ARCH: Archival stopped, error occurred. Will continue retrying
ORACLE Instance YYYYYY - Archival Error
ORA-16038: log 1 sequence# 3208 cannot be archived
ORA-19504: failed to create file ""
ORA-00312: online log 1 thread 1: '+RECO/YYYYYY/onlinelog/group_1.257.895415461'
ORA-00312: online log 1 thread 1: '+DATA/YYYYYY/onlinelog/group_1.257.895415461'
Fri Dec 11 11:03:35 2015
Archiver process freed from errors. No longer stopped
ARCH: Archival stopped, error occurred. Will continue retrying
ORACLE Instance YYYYYY - Archival Error
ORA-16014: log 1 sequence# 3208 not archived, no available destinations
I used to load data to databases in the NOARCHIVELOG mode, where there is no such issue at all.

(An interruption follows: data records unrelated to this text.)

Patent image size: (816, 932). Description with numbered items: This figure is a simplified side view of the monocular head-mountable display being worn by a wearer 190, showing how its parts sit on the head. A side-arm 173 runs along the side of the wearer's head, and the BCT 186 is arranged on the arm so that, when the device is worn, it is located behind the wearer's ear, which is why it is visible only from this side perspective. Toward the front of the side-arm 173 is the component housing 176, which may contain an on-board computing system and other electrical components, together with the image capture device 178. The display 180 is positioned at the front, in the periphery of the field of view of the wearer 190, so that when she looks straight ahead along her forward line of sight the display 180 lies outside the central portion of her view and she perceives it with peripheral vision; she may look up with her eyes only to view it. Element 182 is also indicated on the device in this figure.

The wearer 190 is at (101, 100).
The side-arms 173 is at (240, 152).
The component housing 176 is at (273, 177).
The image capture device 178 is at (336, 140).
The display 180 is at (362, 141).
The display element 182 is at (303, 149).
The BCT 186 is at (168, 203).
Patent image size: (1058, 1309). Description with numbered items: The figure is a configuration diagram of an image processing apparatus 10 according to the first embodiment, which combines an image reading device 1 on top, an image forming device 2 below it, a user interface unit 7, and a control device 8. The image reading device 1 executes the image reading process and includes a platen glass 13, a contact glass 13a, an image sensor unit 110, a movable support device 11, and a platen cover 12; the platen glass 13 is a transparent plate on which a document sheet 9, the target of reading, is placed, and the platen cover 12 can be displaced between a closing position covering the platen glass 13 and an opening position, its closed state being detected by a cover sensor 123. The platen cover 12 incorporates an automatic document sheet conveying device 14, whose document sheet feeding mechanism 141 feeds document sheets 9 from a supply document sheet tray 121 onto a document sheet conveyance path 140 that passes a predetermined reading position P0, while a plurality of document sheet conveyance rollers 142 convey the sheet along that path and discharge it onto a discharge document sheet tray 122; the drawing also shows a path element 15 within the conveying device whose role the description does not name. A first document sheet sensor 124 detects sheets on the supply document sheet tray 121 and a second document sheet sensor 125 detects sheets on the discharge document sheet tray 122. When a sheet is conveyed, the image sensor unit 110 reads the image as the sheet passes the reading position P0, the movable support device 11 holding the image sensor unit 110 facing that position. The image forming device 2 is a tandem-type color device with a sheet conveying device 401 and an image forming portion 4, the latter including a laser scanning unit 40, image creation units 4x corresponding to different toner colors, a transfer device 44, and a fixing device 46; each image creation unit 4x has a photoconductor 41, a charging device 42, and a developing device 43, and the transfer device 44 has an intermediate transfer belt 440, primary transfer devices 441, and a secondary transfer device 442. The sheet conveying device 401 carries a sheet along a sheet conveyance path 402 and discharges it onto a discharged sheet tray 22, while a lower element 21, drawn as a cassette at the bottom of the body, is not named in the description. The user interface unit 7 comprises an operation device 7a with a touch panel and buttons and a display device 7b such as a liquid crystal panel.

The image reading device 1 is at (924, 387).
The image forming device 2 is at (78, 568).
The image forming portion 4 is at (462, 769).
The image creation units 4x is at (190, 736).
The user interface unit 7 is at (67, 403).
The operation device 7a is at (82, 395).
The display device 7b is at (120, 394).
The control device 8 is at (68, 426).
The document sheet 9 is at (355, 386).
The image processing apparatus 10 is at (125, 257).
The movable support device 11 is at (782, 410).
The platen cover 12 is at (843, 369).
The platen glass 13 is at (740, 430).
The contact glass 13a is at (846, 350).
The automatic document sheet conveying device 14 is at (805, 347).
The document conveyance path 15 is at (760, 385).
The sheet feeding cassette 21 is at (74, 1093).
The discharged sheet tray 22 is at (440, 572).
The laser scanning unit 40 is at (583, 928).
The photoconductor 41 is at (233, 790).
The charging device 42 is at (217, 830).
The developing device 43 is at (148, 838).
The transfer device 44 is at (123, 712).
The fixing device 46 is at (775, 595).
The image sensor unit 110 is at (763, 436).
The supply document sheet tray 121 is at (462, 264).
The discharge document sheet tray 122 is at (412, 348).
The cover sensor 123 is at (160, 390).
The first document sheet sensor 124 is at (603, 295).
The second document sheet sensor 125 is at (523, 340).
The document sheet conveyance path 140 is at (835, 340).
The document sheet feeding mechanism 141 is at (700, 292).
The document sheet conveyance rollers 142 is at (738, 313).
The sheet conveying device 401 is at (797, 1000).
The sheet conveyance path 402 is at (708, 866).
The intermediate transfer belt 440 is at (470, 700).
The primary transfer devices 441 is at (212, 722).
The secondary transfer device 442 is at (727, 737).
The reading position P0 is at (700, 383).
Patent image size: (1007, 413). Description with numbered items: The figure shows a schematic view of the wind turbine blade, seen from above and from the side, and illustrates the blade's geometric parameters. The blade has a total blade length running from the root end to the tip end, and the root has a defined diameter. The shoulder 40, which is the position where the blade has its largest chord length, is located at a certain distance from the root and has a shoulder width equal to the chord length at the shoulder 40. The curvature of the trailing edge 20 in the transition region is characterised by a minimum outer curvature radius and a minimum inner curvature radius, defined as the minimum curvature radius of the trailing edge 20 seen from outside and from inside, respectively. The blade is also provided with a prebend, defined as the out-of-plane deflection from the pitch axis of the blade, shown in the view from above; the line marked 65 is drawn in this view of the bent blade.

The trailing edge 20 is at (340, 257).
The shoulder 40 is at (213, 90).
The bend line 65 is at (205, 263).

In many cases the archival break means that a Data Pump job stops for a time, until the space for archivelogs is freed and available for future archivelogs. Thus it does not matter when the space will be freed (by backup).
But there are scenarios, when I have faced the following behaviour. When a Data Pump job meets the archival error, it fails with the following:
ORA-39065: unexpected master process exception in RECEIVE
ORA-39078: unable to dequeue message for agent MCP from 
  queue "KUPC$C_1_20151210094644"
ORA-06512: at "SYS.DBMS_SYS_ERROR", line 95
ORA-06512: at "SYS.KUPC$QUE_INT", line 610
ORA-04021: timeout occurred while waiting to lock object
Job "ZZZZZZ"."SYS_IMPORT_SCHEMA_01" stopped due to fatal error 
  at Thu Dec 10 11:54:39 2015 elapsed 0 02:07:55
It seems to me that such situations are possible, when parallel job slaves are run. They die, waiting for some object to lock and possibly it is simply the problem with communication between the slaves and the master, when db freeze disables this communication. However this is not a final error. Facing this one may attach to the Data Pump session. It seems it freezes and does not recover automatically, when the work is possible again. In such situation the user has to call CONTINUE command - then the job recreates the slaves and the job steps further.
Job SYS_IMPORT_SCHEMA_01 has been reopened at Thu Dec 10 12:23:51 2015
Restarting "ZZZZZZ"."SYS_IMPORT_SCHEMA_01":  ZZZZZZ/********
  parfile=ZZZZZZ.par